Westgate Park was a ballpark in San Diego, California. It was the home of the San Diego Padres of the Pacific Coast League (PCL) from 1958 to 1967. The ballpark was located in the largely undeveloped Mission Valley region of San Diego. The location was on Friars Road at US Route 395 (now State Route 163), in the northeast corner of what is now Fashion Valley Mall.

== History ==
Westgate was built to replace the deteriorating Lane Field, where the minor-league Padres had played since 1936. Constructed for $1 million in private funds by Padres owner C. Arnholt Smith, Westgate was a modern ballpark with a capacity of 8,268 fans, with an eye to be expanded to major league size (up to 40,000) if necessary.

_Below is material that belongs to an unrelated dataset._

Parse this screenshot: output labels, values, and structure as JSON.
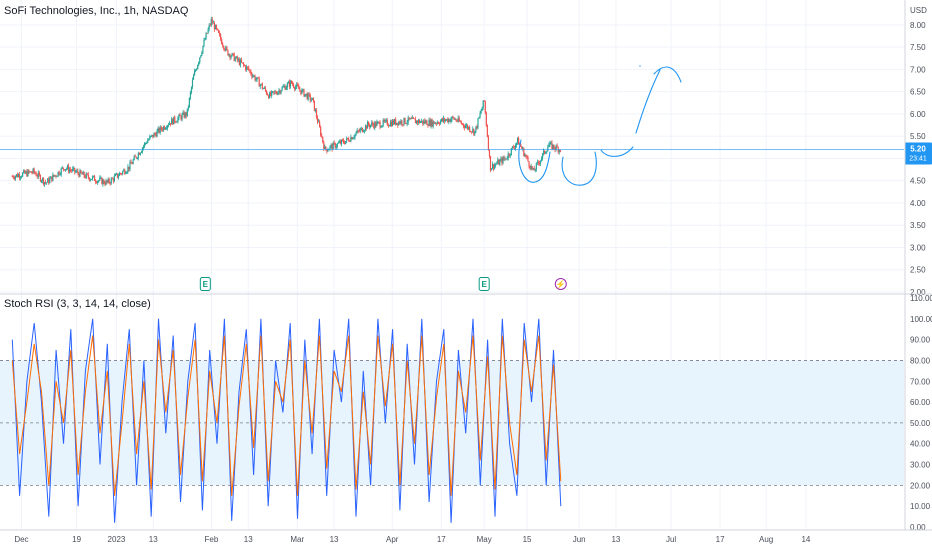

In 1958 when it opened, "Not even Yankee Stadium or Boston's Fenway Park can surpass the comforts and conveniences of the Padres' new home. ... This is a real ballpark, built for the game of baseball, a ballpark in which the city of San Diego can take great pride." It was named for the Westgate-California Tuna Packing Corporation.

The first Padres games played in Westgate were on April 28, 1958, a day-night doubleheader versus the Phoenix Giants. Actor William Powell threw out the first pitch. San Diego won the first game, 5-3, and the second, 3-1. The afternoon game attracted 4,619 fans, while the nightcap attracted 7,129 fans.

The American Football League's San Diego Chargers demanded a new stadium to replace Balboa Stadium, a structure dating from about 1915. With major league baseball soon to arrive, the city decided to build a single, multi-purpose stadium for both baseball and football. The new facility was initially called San Diego Stadium. This ended the possibility of expansion for Westgate.

The final game played at Westgate Park on September 3, 1967, drew a record crowd of 15,229.

The minor league Padres played the 1968 season in the new stadium, knowing they were a lame duck, with the major league San Diego Padres set to begin play the next year. Plans for Fashion Valley Mall were unveiled in December 1967, and Westgate was razed by 1969 to make room.